- 6.6 For public-facing web applications, address new threats and vulnerabilities on an ongoing basis and ensure these applications are protected against known attacks by either of the following methods:
- Reviewing public-facing web applications via manual or automated application vulnerability security assessment tools or methods, at least annually and after any changes
- Installing an automated technical solution that detects and prevents web-based attacks (for example, a web- application firewall) in front of public-facing web applications, to continually check all traffic.
Requirement 6.6 of PCI DSS v3.2 also includes the following additional guidance:
- Web-application firewalls filter and block non- essential traffic at the application layer. Used in conjunction with a network-based firewall, a properly configured web-application firewall prevents application-layer attacks if applications are improperly coded or configured. This can be achieved through a combination of technology and process. Process-based solutions must have mechanisms that facilitate timely responses to alerts in order to meet the intent of this requirement, which is to prevent attacks.

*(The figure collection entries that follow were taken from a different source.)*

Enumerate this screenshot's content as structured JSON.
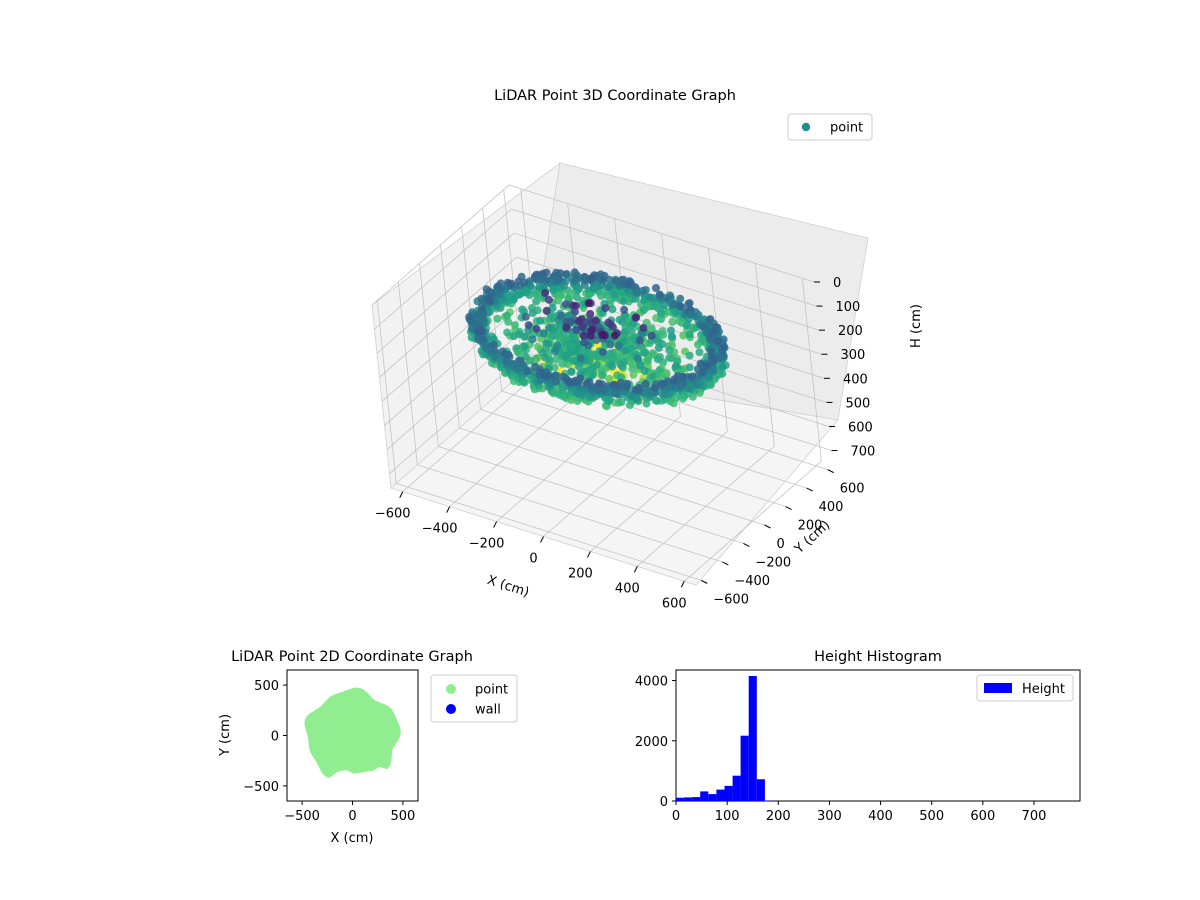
{
  "chart_data": [
    {
      "type": "scatter",
      "projection": "3d",
      "title": "LiDAR Point 3D Coordinate Graph",
      "xlabel": "X (cm)",
      "ylabel": "Y (cm)",
      "zlabel": "H (cm)",
      "xticks": [
        "−600",
        "−400",
        "−200",
        "0",
        "200",
        "400",
        "600"
      ],
      "yticks": [
        "−600",
        "−400",
        "−200",
        "0",
        "200",
        "400",
        "600"
      ],
      "zticks": [
        "0",
        "100",
        "200",
        "300",
        "400",
        "500",
        "600",
        "700"
      ],
      "xlim": [
        -650,
        650
      ],
      "ylim": [
        -650,
        650
      ],
      "zlim": [
        0,
        760
      ],
      "z_inverted": true,
      "colormap": "viridis",
      "grid": true,
      "legend": {
        "placement": "top-right",
        "entries": [
          {
            "label": "point",
            "color": "#21908d"
          }
        ]
      },
      "series": [
        {
          "name": "point",
          "description": "ring of points at radius ~450-500 cm, height ~150-230 cm, with inner cluster at height ~100-330 cm"
        }
      ]
    },
    {
      "type": "scatter",
      "title": "LiDAR Point 2D Coordinate Graph",
      "xlabel": "X (cm)",
      "ylabel": "Y (cm)",
      "xticks": [
        "−500",
        "0",
        "500"
      ],
      "yticks": [
        "500",
        "0",
        "−500"
      ],
      "xlim": [
        -650,
        650
      ],
      "ylim": [
        -650,
        650
      ],
      "legend": {
        "placement": "outside-right",
        "entries": [
          {
            "label": "point",
            "color": "#90ee90"
          },
          {
            "label": "wall",
            "color": "#0000ff"
          }
        ]
      },
      "series": [
        {
          "name": "point",
          "color": "#90ee90"
        },
        {
          "name": "wall",
          "color": "#0000ff"
        }
      ]
    },
    {
      "type": "bar",
      "subtype": "histogram",
      "title": "Height Histogram",
      "xticks": [
        "0",
        "100",
        "200",
        "300",
        "400",
        "500",
        "600",
        "700"
      ],
      "yticks": [
        "0",
        "2000",
        "4000"
      ],
      "xlim": [
        0,
        790
      ],
      "ylim": [
        0,
        4350
      ],
      "bar_color": "#0000ff",
      "bin_width": 15.8,
      "legend": {
        "placement": "top-right",
        "entries": [
          {
            "label": "Height",
            "color": "#0000ff"
          }
        ]
      },
      "series": [
        {
          "name": "Height",
          "bins_start": [
            0,
            15.8,
            31.6,
            47.4,
            63.2,
            79,
            94.8,
            110.6,
            126.4,
            142.2,
            158,
            173.8
          ],
          "values": [
            110,
            120,
            130,
            320,
            230,
            380,
            500,
            840,
            2170,
            4150,
            720,
            10
          ]
        }
      ]
    }
  ]
}
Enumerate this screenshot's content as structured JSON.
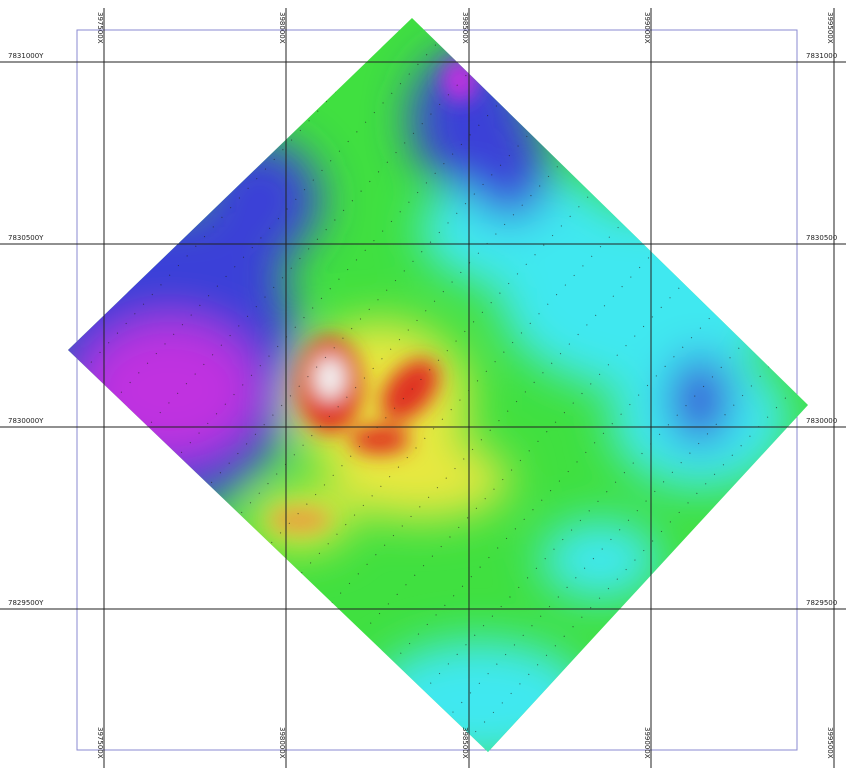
{
  "map": {
    "x_labels": [
      "397500X",
      "398000X",
      "398500X",
      "399000X",
      "399500X"
    ],
    "y_labels": [
      "7831000Y",
      "7830500Y",
      "7830000Y",
      "7829500Y"
    ],
    "y_labels_right": [
      "7831000",
      "7830500",
      "7830000",
      "7829500"
    ],
    "colors": {
      "grid": "#222222",
      "boundary": "#8a8ad0",
      "magenta": "#c030e0",
      "blue": "#3a40d8",
      "cyan": "#40e8f0",
      "green": "#40e040",
      "yellow": "#e8e840",
      "red": "#e03020",
      "white": "#f4f4f4"
    }
  }
}
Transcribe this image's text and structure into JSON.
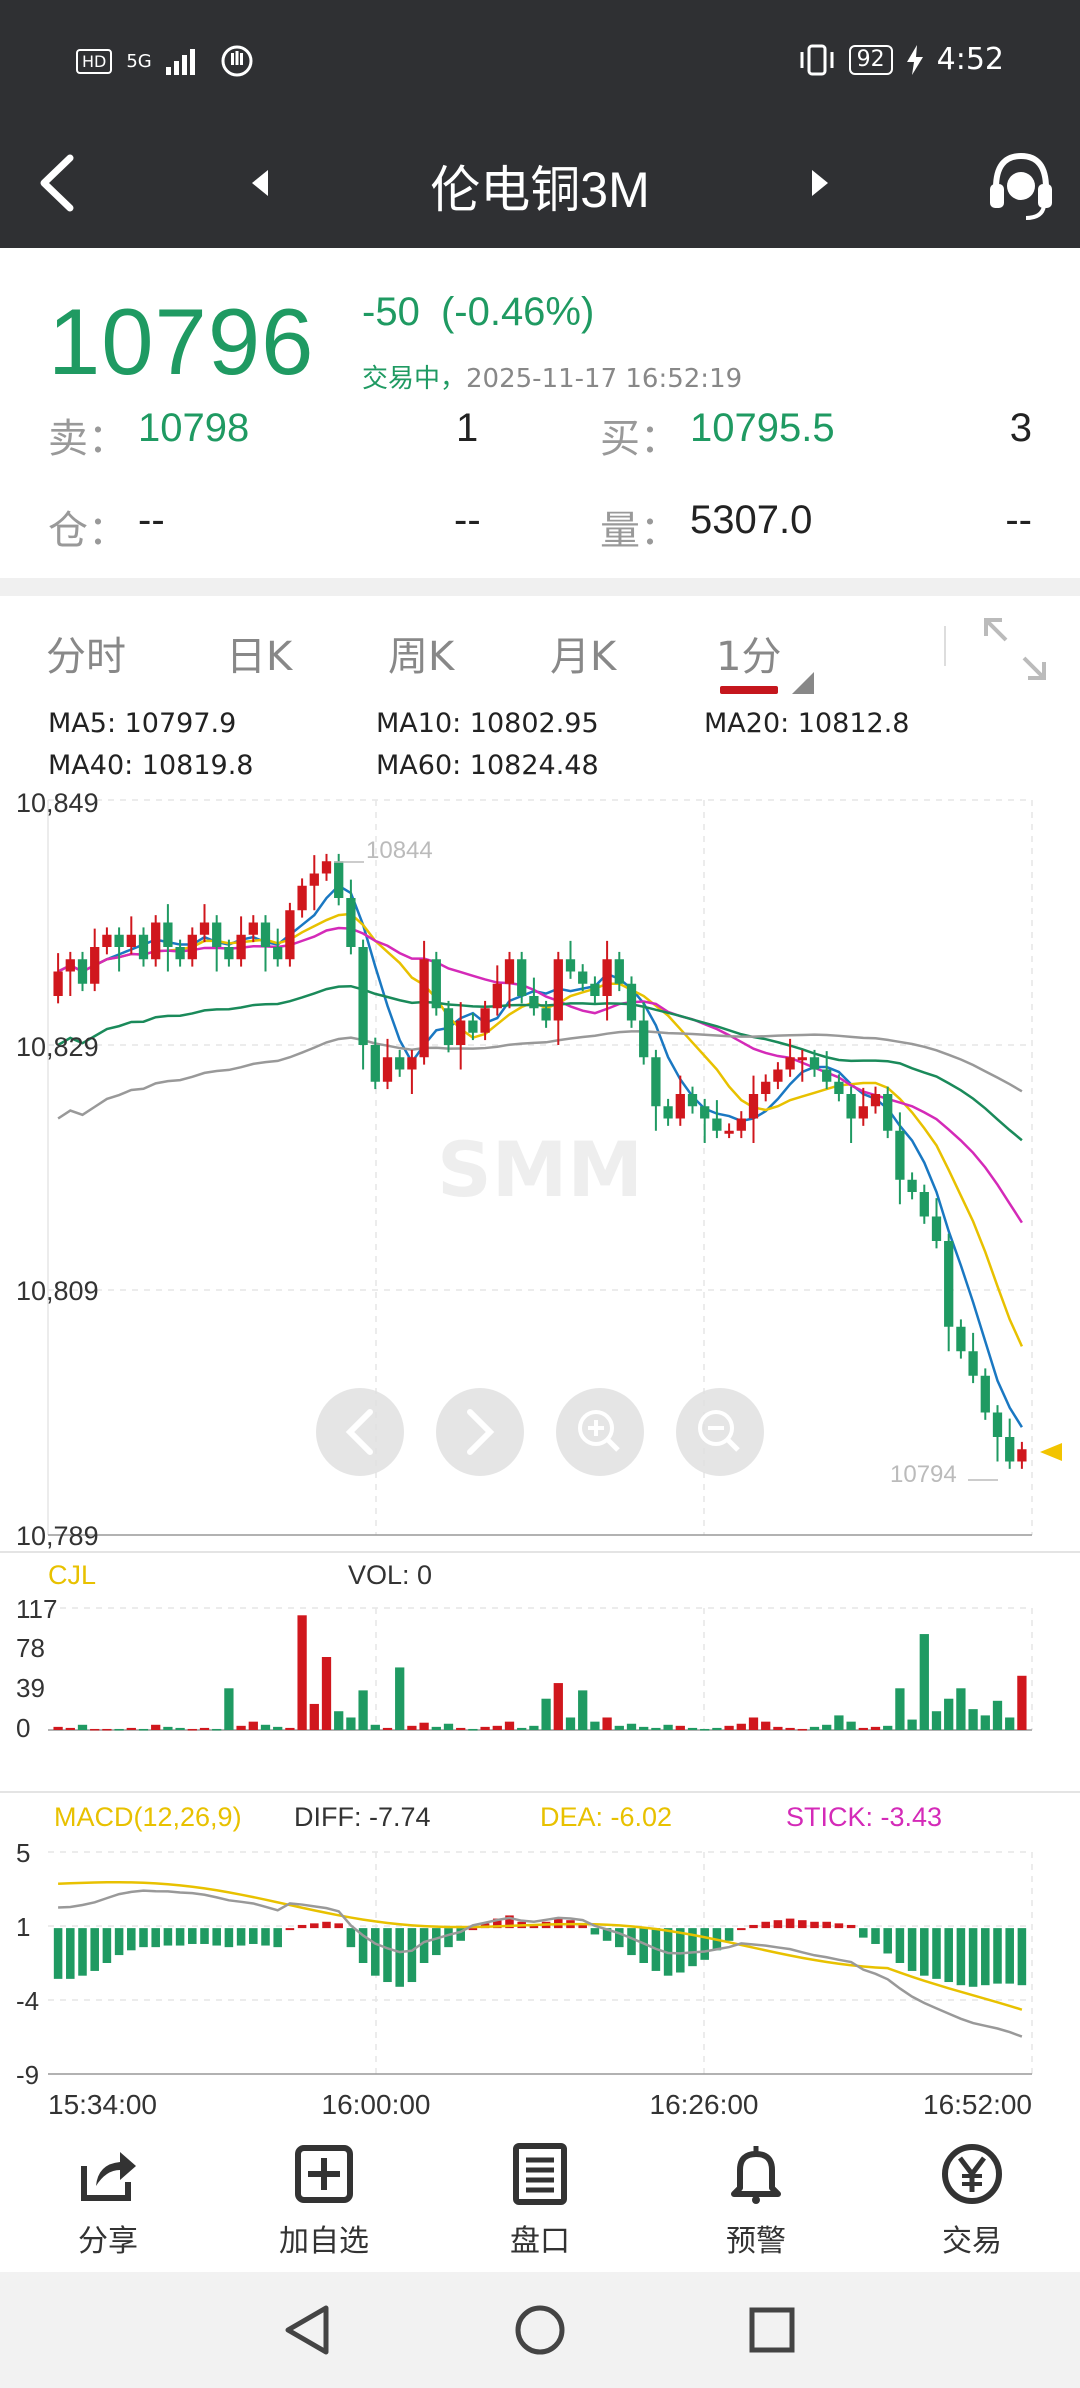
{
  "status_bar": {
    "left_badges": [
      "HD",
      "5G"
    ],
    "battery": "92",
    "time": "4:52"
  },
  "header": {
    "title": "伦电铜3M",
    "back_icon": "chevron-left-icon",
    "prev_icon": "triangle-left-icon",
    "next_icon": "triangle-right-icon",
    "service_icon": "headset-icon"
  },
  "quote": {
    "price": "10796",
    "change": "-50",
    "change_pct": "(-0.46%)",
    "trade_status": "交易中，",
    "timestamp": "2025-11-17 16:52:19",
    "sell_label": "卖：",
    "sell_price": "10798",
    "sell_qty": "1",
    "buy_label": "买：",
    "buy_price": "10795.5",
    "buy_qty": "3",
    "oi_label": "仓：",
    "oi_value": "--",
    "oi_change": "--",
    "vol_label": "量：",
    "vol_value": "5307.0",
    "vol_change": "--"
  },
  "tabs": [
    {
      "label": "分时"
    },
    {
      "label": "日K"
    },
    {
      "label": "周K"
    },
    {
      "label": "月K"
    },
    {
      "label": "1分"
    }
  ],
  "ma_legend": {
    "ma5": "MA5: 10797.9",
    "ma10": "MA10: 10802.95",
    "ma20": "MA20: 10812.8",
    "ma40": "MA40: 10819.8",
    "ma60": "MA60: 10824.48"
  },
  "colors": {
    "up": "#d0171d",
    "down": "#1f9a62",
    "ma5": "#1a78c2",
    "ma10": "#e8c100",
    "ma20": "#d42ab8",
    "ma40": "#1a8a5a",
    "ma60": "#999999"
  },
  "chart_data": [
    {
      "type": "candlestick",
      "y_ticks": [
        "10,849",
        "10,829",
        "10,809",
        "10,789"
      ],
      "ylim": [
        10789,
        10849
      ],
      "high_label": "10844",
      "low_label": "10794",
      "watermark": "SMM",
      "x_ticks": [
        "15:34:00",
        "16:00:00",
        "16:26:00",
        "16:52:00"
      ]
    },
    {
      "type": "bar",
      "name": "CJL",
      "vol_label": "VOL: 0",
      "y_ticks": [
        "117",
        "78",
        "39",
        "0"
      ],
      "ylim": [
        0,
        117
      ]
    },
    {
      "type": "bar",
      "name": "MACD(12,26,9)",
      "diff_label": "DIFF: -7.74",
      "dea_label": "DEA: -6.02",
      "stick_label": "STICK: -3.43",
      "y_ticks": [
        "5",
        "1",
        "-4",
        "-9"
      ],
      "ylim": [
        -9,
        5
      ]
    }
  ],
  "bottom_nav": [
    {
      "label": "分享",
      "icon": "share-icon"
    },
    {
      "label": "加自选",
      "icon": "add-favorite-icon"
    },
    {
      "label": "盘口",
      "icon": "order-book-icon"
    },
    {
      "label": "预警",
      "icon": "bell-icon"
    },
    {
      "label": "交易",
      "icon": "yen-trade-icon"
    }
  ]
}
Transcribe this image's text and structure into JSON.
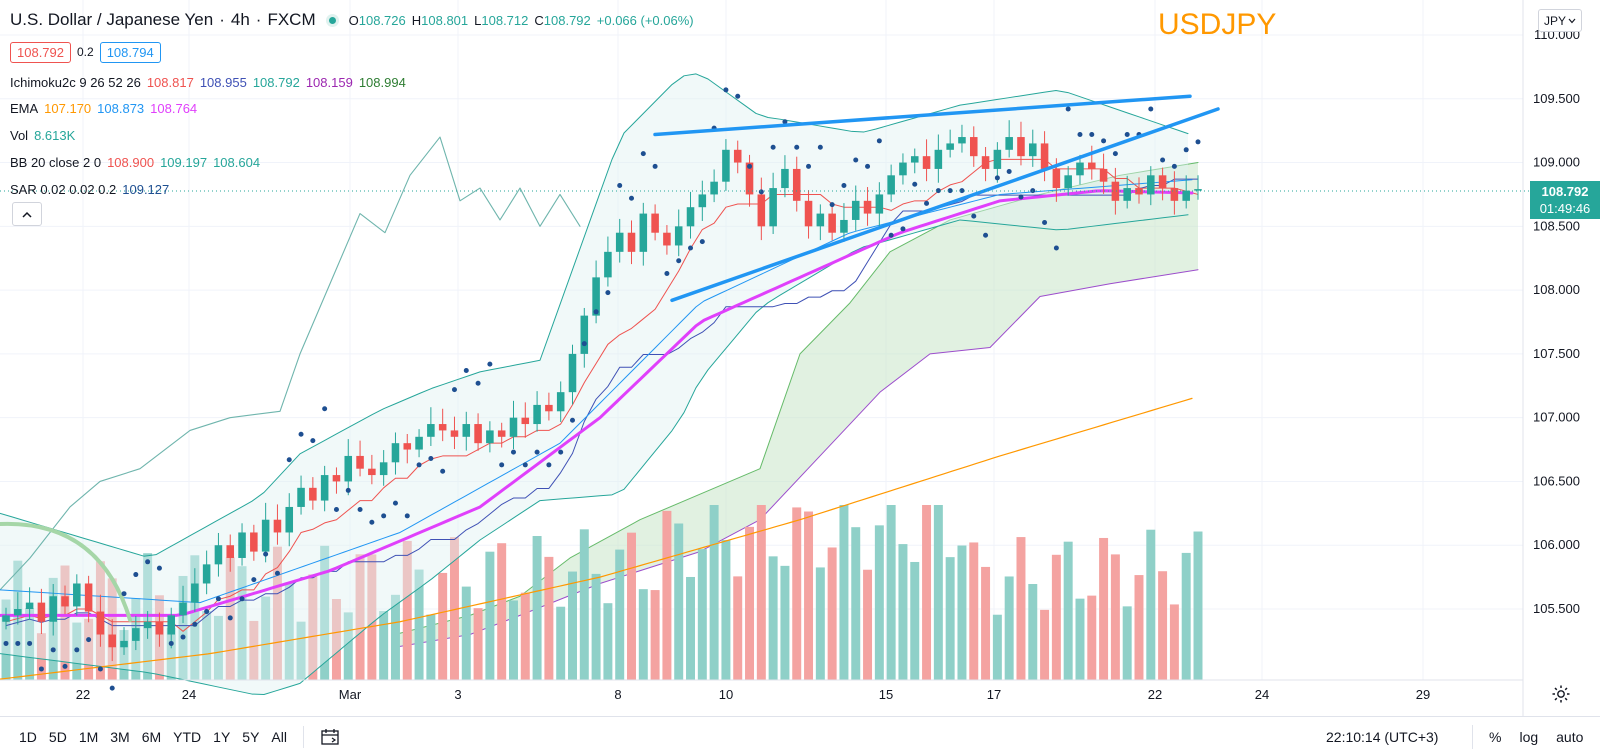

The second bullet point of PCI DSS requirement 6.6 and the additional guidance are fully met when you deploy KEMP LoadMaster with our Web Application Firewall (WAF) and AFP (Application Firewall Pack) rule subscription. WAF works in conjunction with traditional security infrastructure, like firewalls and intrusion detection systems by adding the ability to inspect inbound and outbound network traffic at the application layer (Layer 7) of the network stack. Operating at Layer 7 and using the ability to open and inspect inbound application traffic, even if encrypted, allows for known threats to be detected and blocked. Known threats are always changing, and it can be hard for busy system administrators to keep up to date with the evolving threat landscape. To assist with this task the AFP subscription automatically provides a daily update of threat definitions to protect PCI DSS systems as fully as possible. These new threat definitions are created by security experts so that IT support personnel don’t have to be up to date every day on the latest threats. The included rules protect against the common vulnerabilities outlined in the OWASP top 10 list, and also against new and emerging threats.
Custom rules can also be deployed as required. Thus the process based guidance in PCI DSS 6.6 is covered. If a new threat is emerging then IT staff in the organization delivering the PCI DSS systems don’t have to wait for updates. They can develop and deploy their own threat protection rules. When developing these rules it is possible to run WAF in Passive mode so that events are just logged rather than acted upon. This allows applications to be characterized to determine the best rules to protect them. Once the application rules have been validated and tested, they can be activated by placing the WAF in Active mode. In Active mode suspicious events are logged and the application traffic is not delivered.
In addition to the inbound protection provided by WAF, it can also provide outbound protection to stop sensitive information leaking from an organization. Rules can be added to inspect outgoing network traffic to prevent data such as personally identifiable information, credit card numbers, or any other sensitive data that you define from being transmitted over the network. This is invaluable when operating in regulated sectors like the PCI-DSS financial sector.
KEMP LoadMaster with WAF comes with predefined configuration templates to ensure that it is configured correctly. In addition KEMP Professional services have experience from over 40,000 LoadMaster deployments and are available to assist IT Administrators in PCI DSS compliant organizations with the setup and ongoing management of the required web application firewall infrastructure. As a note in the Guidance section of requirement 6.6 says:
- Note: “An organization that specializes in application security” can be either a third-party company or an internal organization, as long as the reviewers specialize in application security and can demonstrate independence from the development team.
KEMP Professional Services are just such “an organization that specializes in application security” and are ready and eager to help you meet your PCI DSS needs for 6.6 and other IT related requirements.